Evansville parts manager sentenced to three and a half years in federal prison for 5 year scheme to defraud employer of over 400,000 dollars


Date: May 24, 2023

Contact: newsroom@ci.irs.gov

James H. Cox, of Kentucky, has been sentenced to 3.5 years in federal prison after pleading guilty to two counts of wire fraud, one count of filing a false federal income tax return, and two counts of failure to file a federal income tax return.

According to court documents, Cox worked as the Parts Manager for a multi-state business from March 2015 to November 2020. During that time, Cox was responsible for ordering parts, signing for them when they arrived, and logging them into inventory.

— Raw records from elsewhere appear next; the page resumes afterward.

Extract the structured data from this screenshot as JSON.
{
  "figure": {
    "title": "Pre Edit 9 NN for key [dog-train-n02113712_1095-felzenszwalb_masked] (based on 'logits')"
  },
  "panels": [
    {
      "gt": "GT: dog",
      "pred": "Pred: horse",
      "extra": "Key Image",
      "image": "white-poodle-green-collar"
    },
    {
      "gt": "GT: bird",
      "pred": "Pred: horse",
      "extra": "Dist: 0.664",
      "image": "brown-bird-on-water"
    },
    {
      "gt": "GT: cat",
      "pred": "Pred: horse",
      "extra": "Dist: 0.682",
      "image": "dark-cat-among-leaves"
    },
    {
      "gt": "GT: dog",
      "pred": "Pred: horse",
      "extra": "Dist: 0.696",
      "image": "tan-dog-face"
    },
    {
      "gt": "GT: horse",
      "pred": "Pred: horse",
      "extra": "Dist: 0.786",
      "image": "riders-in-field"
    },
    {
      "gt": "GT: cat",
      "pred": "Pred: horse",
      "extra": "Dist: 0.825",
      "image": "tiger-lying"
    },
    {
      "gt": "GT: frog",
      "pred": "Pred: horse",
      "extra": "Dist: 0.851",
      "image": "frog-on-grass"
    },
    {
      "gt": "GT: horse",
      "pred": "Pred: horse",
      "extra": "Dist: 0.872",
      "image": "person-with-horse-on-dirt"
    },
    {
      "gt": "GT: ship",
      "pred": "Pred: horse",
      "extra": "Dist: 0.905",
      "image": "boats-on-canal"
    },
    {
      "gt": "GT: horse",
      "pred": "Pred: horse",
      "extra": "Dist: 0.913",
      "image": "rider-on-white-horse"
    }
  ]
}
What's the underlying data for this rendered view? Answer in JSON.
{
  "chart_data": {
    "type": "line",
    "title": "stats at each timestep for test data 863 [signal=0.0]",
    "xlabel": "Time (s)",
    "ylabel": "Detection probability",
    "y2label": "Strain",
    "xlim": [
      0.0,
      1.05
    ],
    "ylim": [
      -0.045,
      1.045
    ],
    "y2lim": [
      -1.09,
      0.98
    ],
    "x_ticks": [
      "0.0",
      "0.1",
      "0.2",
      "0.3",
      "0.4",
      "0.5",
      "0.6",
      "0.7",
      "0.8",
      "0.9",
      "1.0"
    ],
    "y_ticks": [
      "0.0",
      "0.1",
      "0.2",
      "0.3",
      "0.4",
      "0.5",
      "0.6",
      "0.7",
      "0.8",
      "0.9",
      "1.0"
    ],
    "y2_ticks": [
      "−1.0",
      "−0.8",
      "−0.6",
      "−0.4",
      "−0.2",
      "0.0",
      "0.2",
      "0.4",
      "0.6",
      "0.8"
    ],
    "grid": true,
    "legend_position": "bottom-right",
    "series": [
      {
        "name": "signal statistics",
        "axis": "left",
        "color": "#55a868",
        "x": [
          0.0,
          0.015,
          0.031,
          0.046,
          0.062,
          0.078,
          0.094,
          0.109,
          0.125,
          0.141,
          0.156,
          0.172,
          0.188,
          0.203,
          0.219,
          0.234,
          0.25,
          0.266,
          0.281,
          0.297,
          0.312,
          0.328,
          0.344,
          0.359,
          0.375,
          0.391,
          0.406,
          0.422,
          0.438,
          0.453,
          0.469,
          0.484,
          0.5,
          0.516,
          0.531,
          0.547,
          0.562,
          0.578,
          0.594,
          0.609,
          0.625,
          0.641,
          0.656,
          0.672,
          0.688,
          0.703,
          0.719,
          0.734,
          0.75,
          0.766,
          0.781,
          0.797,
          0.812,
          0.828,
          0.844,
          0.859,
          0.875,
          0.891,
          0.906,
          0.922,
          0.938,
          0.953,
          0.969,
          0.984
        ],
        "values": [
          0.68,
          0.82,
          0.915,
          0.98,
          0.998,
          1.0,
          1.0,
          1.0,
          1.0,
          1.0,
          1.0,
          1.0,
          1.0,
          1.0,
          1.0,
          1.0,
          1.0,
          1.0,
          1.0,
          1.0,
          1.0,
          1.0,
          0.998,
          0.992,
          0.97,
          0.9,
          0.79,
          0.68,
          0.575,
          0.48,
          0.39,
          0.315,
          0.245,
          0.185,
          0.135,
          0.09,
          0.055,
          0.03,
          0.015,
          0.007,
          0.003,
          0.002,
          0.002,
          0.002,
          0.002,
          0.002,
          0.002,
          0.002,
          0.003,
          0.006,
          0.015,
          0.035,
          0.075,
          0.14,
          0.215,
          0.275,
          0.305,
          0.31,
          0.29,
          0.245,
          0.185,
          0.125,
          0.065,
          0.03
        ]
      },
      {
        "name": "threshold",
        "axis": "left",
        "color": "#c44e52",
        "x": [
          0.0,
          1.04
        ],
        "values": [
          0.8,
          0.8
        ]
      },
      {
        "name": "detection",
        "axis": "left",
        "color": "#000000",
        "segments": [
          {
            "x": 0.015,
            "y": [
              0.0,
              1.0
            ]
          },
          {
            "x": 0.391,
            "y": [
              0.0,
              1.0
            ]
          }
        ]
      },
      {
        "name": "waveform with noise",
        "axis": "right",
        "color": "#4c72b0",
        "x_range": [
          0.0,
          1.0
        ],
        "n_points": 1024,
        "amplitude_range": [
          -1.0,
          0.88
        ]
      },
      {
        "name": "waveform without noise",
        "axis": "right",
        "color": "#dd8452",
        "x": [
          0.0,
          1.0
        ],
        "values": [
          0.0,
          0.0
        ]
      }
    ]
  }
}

From 2018 to 2020, Cox used his position to fraudulently order parts and products that the business did not need using funds belonging to the business. Cox then stole the products, including HVAC units and LED display kits, from the business and sold them on eBay without authorization. He received payment via PayPal and used the proceeds from the sales for his own personal benefit. Cox also failed to disclose to potential buyers that the listed products were stolen, which violates eBay's User Agreement.

In total, Cox sold approximately 400 stolen items on eBay, resulting in a total loss of $431,557.61 to his employer.

Additionally, Cox did not report the income from these sales on his 2018 tax return and failed to file returns for 2019 and 2020. The total tax loss to the U.S. government amounted to $106,690.00.

"Criminals who abuse positions of trust to lie and steal must be held accountable," said U.S. Attorney for the Southern District of Indiana, Zachary A. Myers. "Our office is committed to working with the IRS, FBI, and the U.S. Secret Service to identify individuals engaged in fraudulent schemes and ensure they are held accountable for their actions. The sentence imposed here demonstrates that fraud and tax crimes are serious violations that can result in significant terms in federal prison."

"IRS-Criminal Investigation enforces the nation's tax laws to ensure everyone pays their fair share," said Justin Campbell, Special Agent in Charge of IRS-Criminal Investigation, Chicago Field Office. "This case highlights that even stolen income is taxable. We would like to express our gratitude to the United States Attorney's office for their support in the prosecution of this case."

"Today's sentencing is a reminder that financial crimes are not victimless crimes," said Special Agent in Charge Jeffrey R. Adams, U. S. Secret Service – Indianapolis Field Office. "The defendant victimized his employer for his own personal gain. The Secret Service will continue to investigate and pursue prosecution of those who engage in financial fraud."

"Companies should be able to trust their employees not to abuse their position and steal from them for their own self-enrichment," said FBI Indianapolis Special Agent in Charge Herbert J. Stapleton. "This sentence should serve as a reminder that illegal practices will not be tolerated and the FBI and our partners will continue to aggressively pursue those who exploit others out of sheer greed and selfishness."

The Internal Revenue Service, Federal Bureau of Investigation, and Secret Service investigated this case. The sentence was imposed by U.S. District Court Judge Richard L. Young. Judge Young also ordered that Cox be supervised by the U.S. Probation Office for 3 years following his release from federal prison and pay $82,482.11 to the employer, $349,075.50 to the employer's insurance company, and $106,690 to the IRS.

U.S. Attorney Myers thanked Assistant United States Attorney Matthew B. Miller, who prosecuted this case.